But given her choices so far, it’s not looking too good, even with that radiant personality.
Let’s go through some of the guys she picked. There’s Tanner P, the dude with the severe foot fetish. One of the first things out of this guy’s mouth is, “Hopefully I can see Jillian’s feet.” Dude! You haven’t even been with her alone for a whole minute and all you’re thinking about is getting her out of her shoes?
Perhaps it was just the al-al-al-al-alcohol, but Jillian was more than willing to shed the shoes and dip them in a pool. The producers indulged in Tanner P’s fantasy and lingered on her feet for a bit too long for us non-foot-fetishists.
And speaking of first impressions, there’s David, the guy who was utterly flustered and essentially rendered speechless when he greeted her for the first time outside the limo. Jillian incorrectly deduced that his second impression was really his first, so she gave him the First Impression Rose. Oops.
My wife and I have also already come up with the Jillian Harris Drinking Game: Each time she says “cool” or “totally,” you’ve gotta drink up. Even starting halfway through the show, both of us were practically hammered by the time all the roses were handed out. C’mon Jillian, you’re a smart girl from Canada. No need to get all Valley Girl on us.
But I digress.

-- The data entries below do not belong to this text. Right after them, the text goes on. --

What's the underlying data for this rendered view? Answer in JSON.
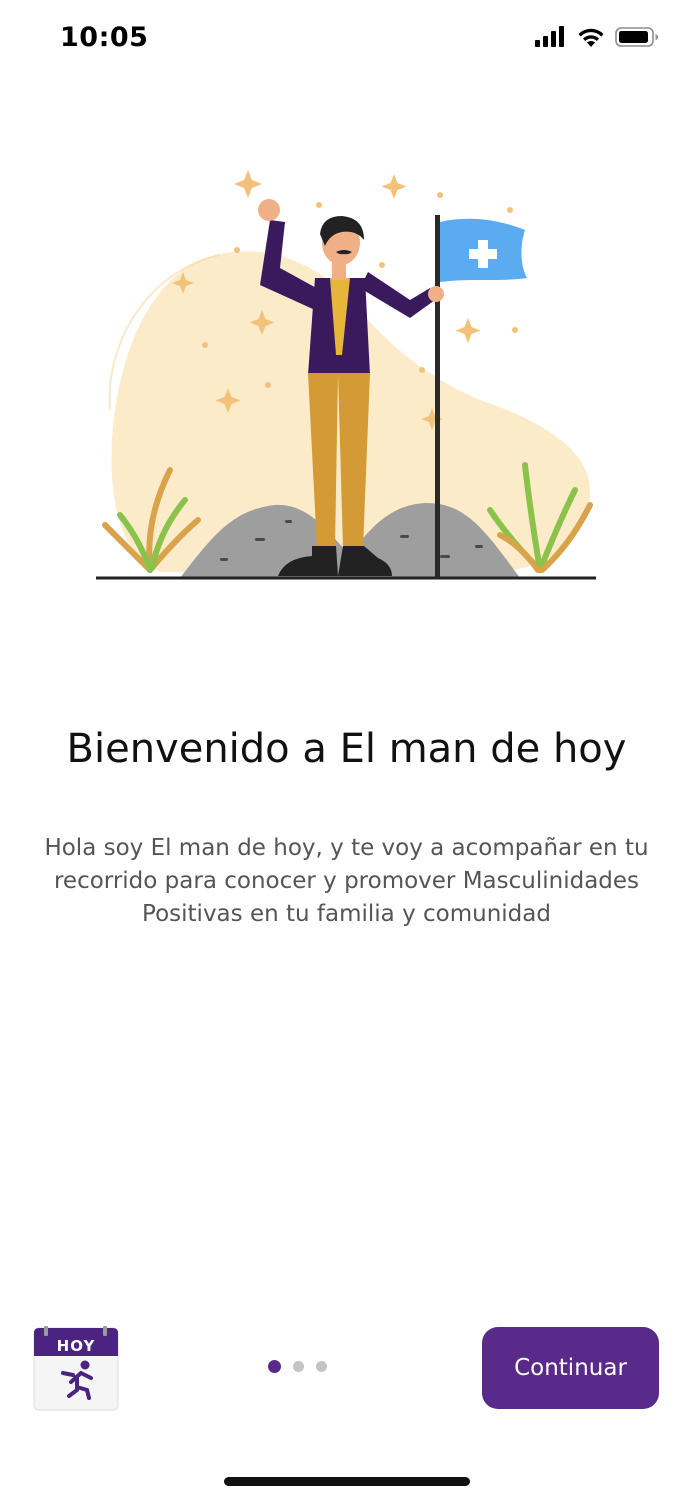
{
  "status_bar": {
    "time": "10:05",
    "icons": [
      "signal-icon",
      "wifi-icon",
      "battery-icon"
    ]
  },
  "onboarding": {
    "title": "Bienvenido a El man de hoy",
    "description": "Hola soy El man de hoy, y te voy a acompañar en tu recorrido para conocer y promover Masculinidades Positivas en tu familia y comunidad",
    "illustration": "man-with-flag-illustration",
    "pager": {
      "total": 3,
      "current": 1
    }
  },
  "footer": {
    "logo_text": "HOY",
    "continue_label": "Continuar"
  },
  "colors": {
    "primary": "#5a2a8a",
    "flag": "#5aabf0",
    "sun_blob": "#fcebc9",
    "dot_inactive": "#c4c4c4"
  }
}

It would be impossible to run down each of the 30 guys, and with only a few minutes at most of camera time per dude, we can’t get a strong enough feel for who should stay or go. But there’s no doubt that several of Jillian’s top 20 are pretty high up on the cheese factor.
Two who stand out most with the most fromage are Wes, who appeared to have plucked a guitar out of thin air and played for her, and Juan, who the producers obviously agree is cheesy — given their choice of Spanish porn music as he exited the limo. And in a class of cheese all his own is Mike, who threw a ball at her on their initial encounter and asked her to catch.
When Jillian caught the ball, he says, “You really ARE a great catch.” I can’t make this up. The worst part of this story? She gives the guy a rose!
Will Jillian make up for her seemingly poor choices in the coming weeks? Time will tell, but I’m not holding my breath.